Laurent Falaize, président : « Le nautisme français est en danger » !
Le président de Riviera Yachting Network est un chef d’entreprise en colère. Il peste, comme tous les acteurs de la filière du nautisme, contre les nou…
En cause : une concurrence déloyale qui s’installe entre les pays européens et principalement entre la France, l’Italie et l’Espagne, ces deux derniers pays ayant une approche beaucoup plus souple de la réglementation européenne !

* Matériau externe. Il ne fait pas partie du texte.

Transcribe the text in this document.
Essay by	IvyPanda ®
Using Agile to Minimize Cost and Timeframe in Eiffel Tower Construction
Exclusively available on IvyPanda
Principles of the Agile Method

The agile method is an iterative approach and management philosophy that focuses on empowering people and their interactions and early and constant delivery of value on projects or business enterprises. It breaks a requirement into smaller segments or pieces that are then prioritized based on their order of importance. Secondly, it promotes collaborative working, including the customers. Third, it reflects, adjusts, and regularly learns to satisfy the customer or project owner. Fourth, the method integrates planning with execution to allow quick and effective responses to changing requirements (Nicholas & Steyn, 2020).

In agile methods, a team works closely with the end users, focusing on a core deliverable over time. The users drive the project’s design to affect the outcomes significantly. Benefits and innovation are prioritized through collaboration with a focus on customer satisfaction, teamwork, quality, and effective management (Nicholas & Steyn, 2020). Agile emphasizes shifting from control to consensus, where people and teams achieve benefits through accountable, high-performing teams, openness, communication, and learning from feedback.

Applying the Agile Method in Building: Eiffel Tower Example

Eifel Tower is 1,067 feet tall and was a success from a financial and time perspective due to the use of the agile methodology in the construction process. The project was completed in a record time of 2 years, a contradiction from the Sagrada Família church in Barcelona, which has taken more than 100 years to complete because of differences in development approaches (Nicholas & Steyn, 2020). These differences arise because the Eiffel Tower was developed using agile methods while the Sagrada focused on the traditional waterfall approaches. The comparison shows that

Ainsi, Laurent Falaize a reçu Francis Vallat, le président de l’European Network of Maritime Clusters (ENMC), pour lui faire part des témoignages de Denis Pellegrino, directeur d’IMS 700 et 400 de Philippe Falaize, dirigeant emblématique de FIOUL 83, le leader distributeur du gas-oil maritime en PACA et du capitaine Brenden, commandant le yacht OKKO. Laurent Falaize a rappelé le lourd contexte de ce dossier : « Nous disposions d’un moratoire de 3 ans pour trouver une solution et répondre aux doléances de la Commission Européenne à propos de la refonte du contrat de location de yacht. Côté français, nous avons travaillé sur un contrat qui répond aux exigences de l’Europe. Il s’agit d’un contrat de croisière qui s’assimile à un transport de passagers, assurant cette activité avec un équipage, une assurance et un navire ».
DIVERGENCE AVEC L’EUROPE
Pour être sûr de leur fait, les professionnels ont travaillé avec un cabinet parisien spécialisé de grande renommée. « Pour nous, ce contrat de croisière est dans la légalité, permettant de bénéficier du gas-oil détaxé et de l’exonération de la TVA pour les contrats de transport ». Mais, l’Europe le voit d’un autre œil ! Car, les anglo-saxons ont également planché sur un contrat qui fera référence dans la filière quand il sera validé mais qui vient en contradiction avec le contrat français. Résultat : face à cette incertitude juridique, les armateurs préfèrent faire le plein de gas-oil en Italie ou en Espagne, créant par la même un énorme préjudice commercial à une entreprise telle que FIOUL 83. « Nous ne faisons plus d’avitaillement depuis novembre 2016. L’incidence pour notre activité, c’est une chute de 88 % des volumes vendus », constate, amèrement, Philippe Falaize dont l’entreprise réalisait environ 3 000 avitaillements en gas-oil chaque année.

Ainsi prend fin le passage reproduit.